The heuristic function aims to discover a successor theory, in the innocuous sense of ‘a theory whose content goes beyond the content of the original models, and of which the dual models are only approximate instantiations’. The relation between this successor theory and its dual models, and the status of duality (or theoretical equivalence), within the successor theory, cannot in general be established beforehand. For it depends on the details of the successor theory which one ends up finding, and on how much it differs from the original dual models. The successor theory is, however, constrained by the requirement that the originally given dual models must be approximate representations of it, so that the duality is recovered as a special case of, or as an approximation to, the successor theory—and often, it is constrained by additional requirements. Dualities of course often come with indications of the range of parameters for which the successor theory should differ significantly from the given dual models (e.g. ‘at strong coupling’, for a specific coupling in the theory), and the regime in which it should reproduce the dual models (e.g. ‘at weak coupling’) or something close to them.

Dual models often come with specific structure.

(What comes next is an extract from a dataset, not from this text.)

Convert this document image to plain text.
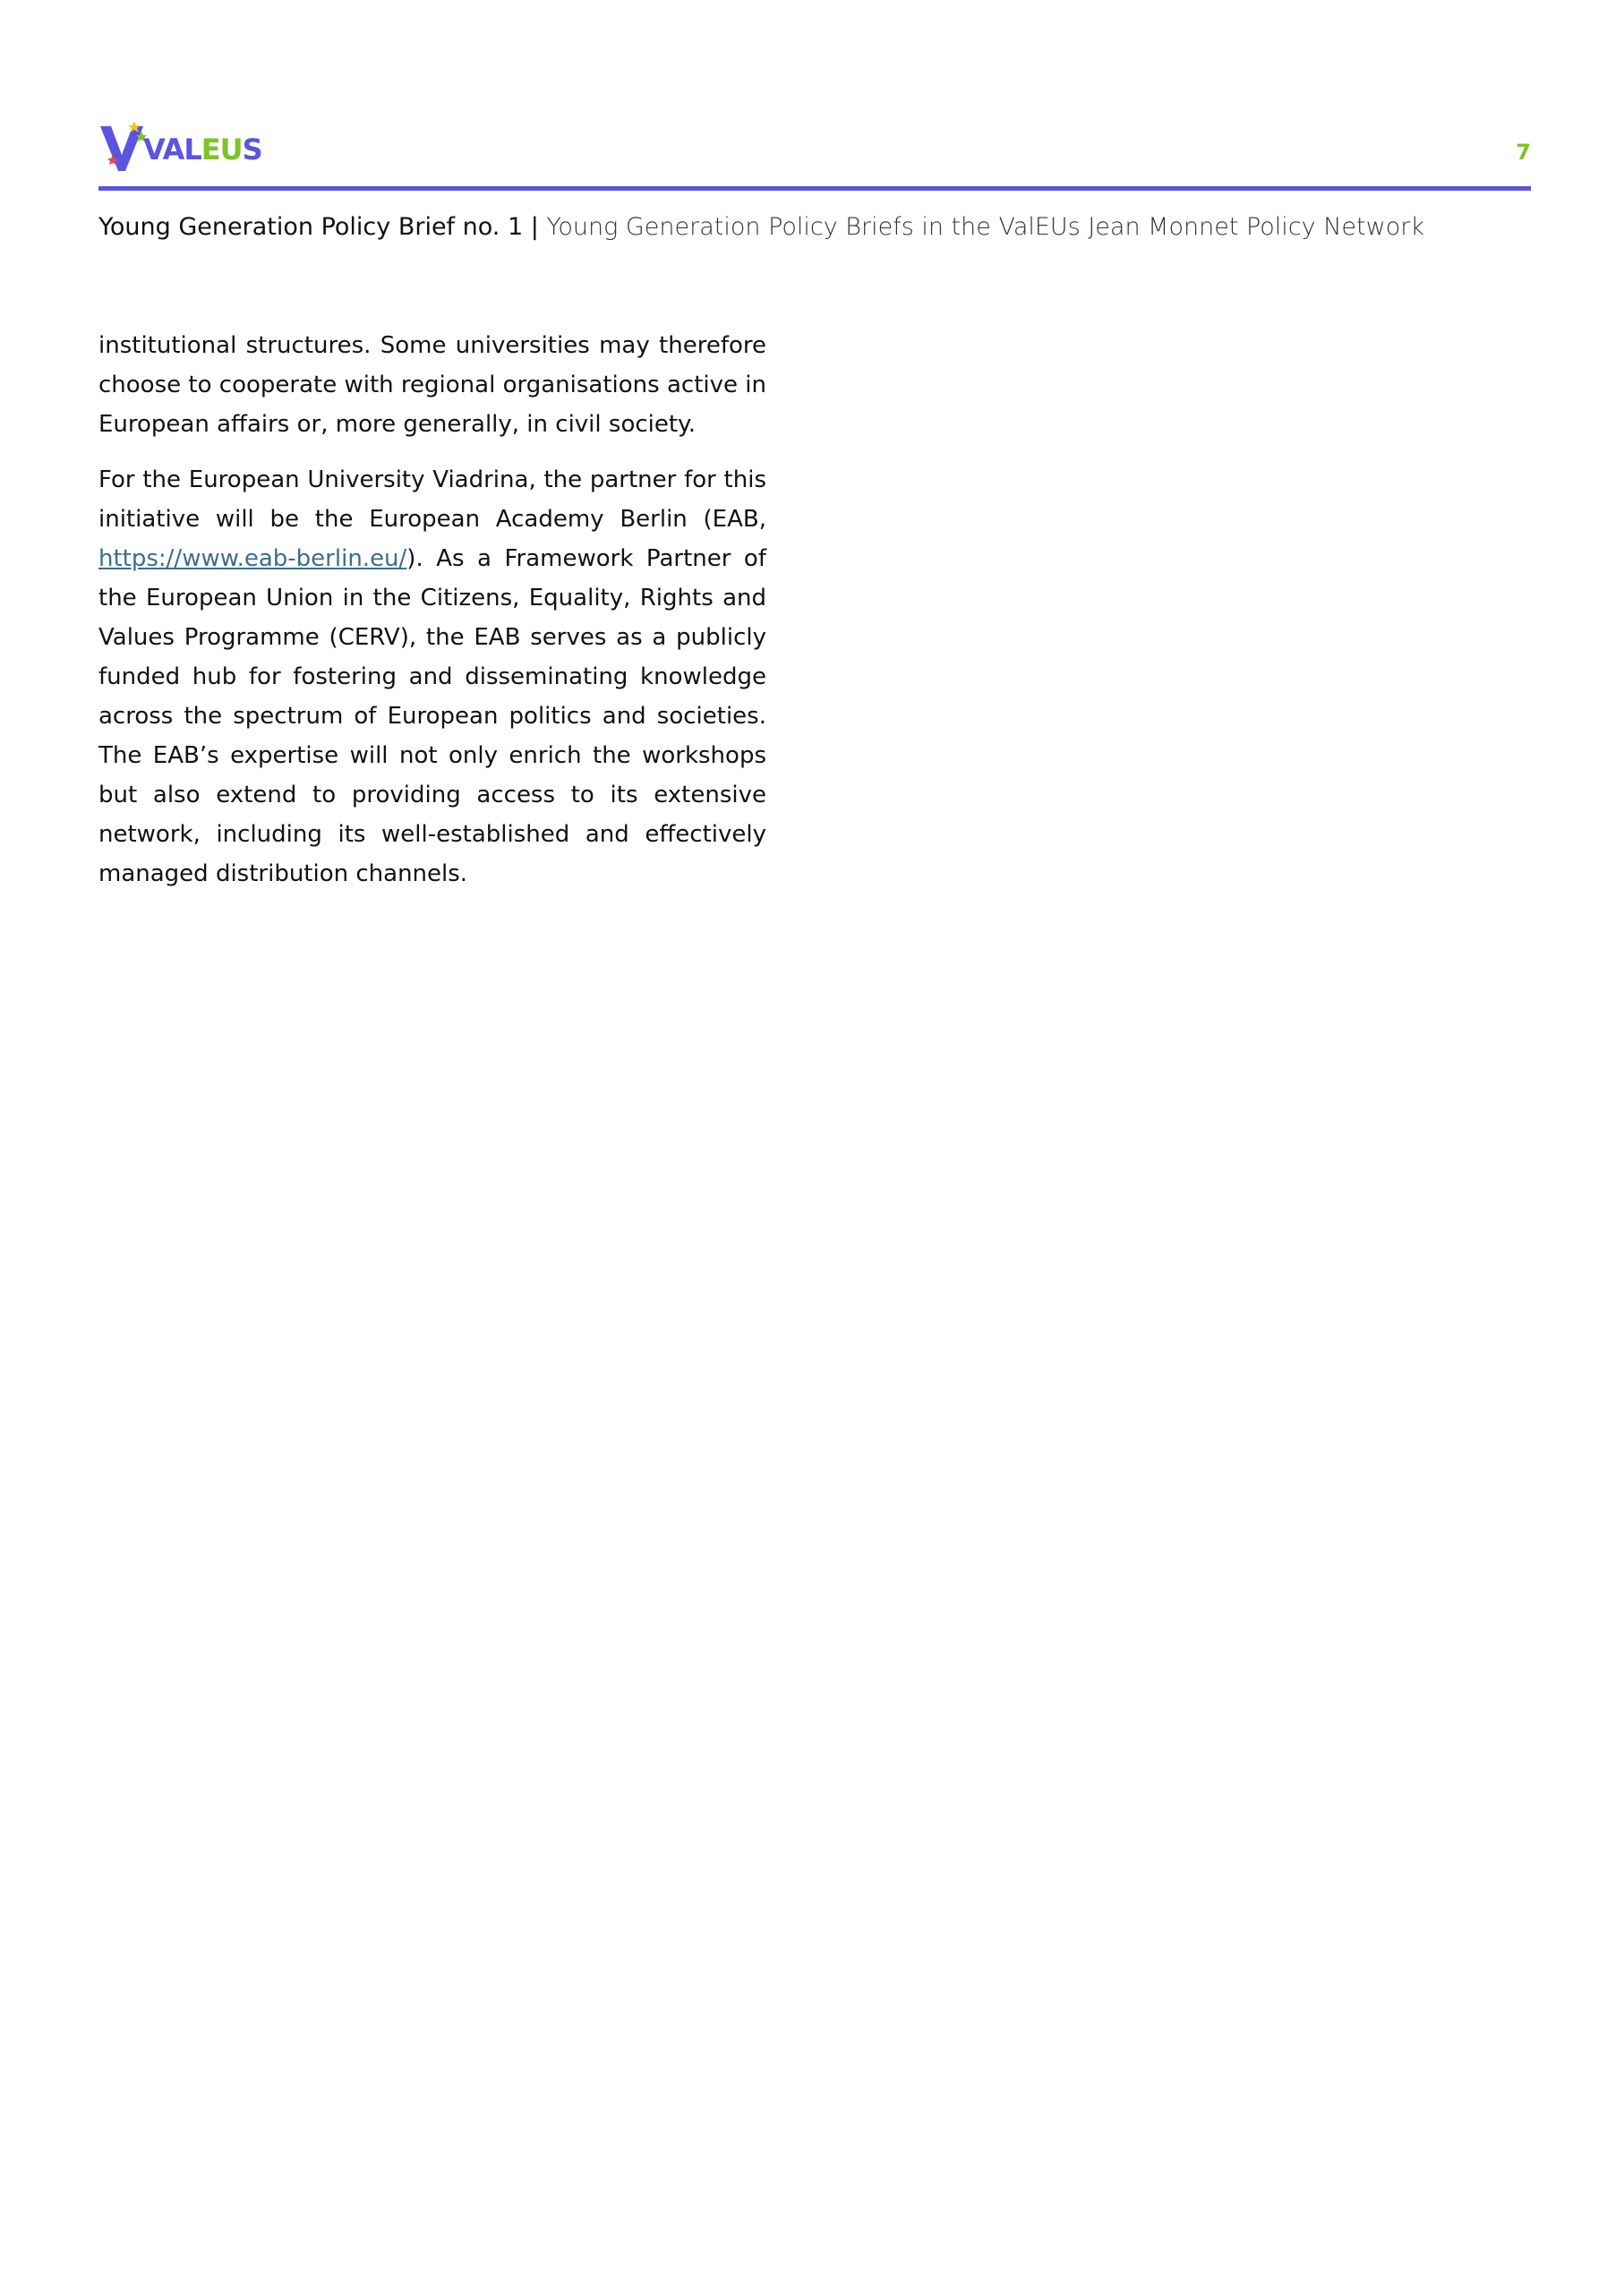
VALEUS	7
Young Generation Policy Brief no. 1 | Young Generation Policy Briefs in the ValEUs Jean Monnet Policy Network

institutional structures. Some universities may therefore choose to cooperate with regional organisations active in European affairs or, more generally, in civil society.

For the European University Viadrina, the partner for this initiative will be the European Academy Berlin (EAB, https://www.eab-berlin.eu/). As a Framework Partner of the European Union in the Citizens, Equality, Rights and Values Programme (CERV), the EAB serves as a publicly funded hub for fostering and disseminating knowledge across the spectrum of European politics and societies. The EAB’s expertise will not only enrich the workshops but also extend to providing access to its extensive network, including its well-established and effectively managed distribution channels.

The theoretical function aims at excising this specific structure, i.e. finding a theory T that contains only the common core of the dual models. On the other hand, the explicit examples we have reviewed in Sect. 5 suggest that the heuristic function makes use of the specific structure, and reinterprets it as physical structure in the successor theory, \(T_{{\mathrm{S}}}\). Therefore, the two functions interpret the models differently.

Thus the set of models, \(\{M_i\}_{i\in I}\), and the successor theory, \(T_{{\mathrm{S}}}\), are related by a set of dualities and approximation schemes. Duality and approximation usually relate both the models’ and the theory’s formalisms (including: the number and nature of the physical degrees of freedom, the dynamics, and the rules for calculating physical quantities) and their interpretation (the model’s or theory’s reference to worldly items). And so, these are relations between interpreted theories.

The schema for duality from De Haro (2016) and De Haro and Butterfield (2017) also illustrates how the two functions of duality can be compatible. We distinguish two theories, T from \(T_{{\mathrm{S}}}\), which stand in different relationships to both duality and to the models. The theoretical function aims to construct a theory, T, of which the dual models are exact representations. The heuristic function aims to construct the successor theory, \(T_{{\mathrm{S}}}\): where the models are not instantiations, or representations, of the latter theory, but rather approximations to it. In particular, if both the reconstructed theory T and the successor theory \(T_{{\mathrm{S}}}\) exist, then one expects that T can be obtained from \(T_{{\mathrm{S}}}\) by making the appropriate approximations. Thus, T instantiates duality, while \(T_{{\mathrm{S}}}\) does not instantiate duality: only approximately, through the approximation of its models.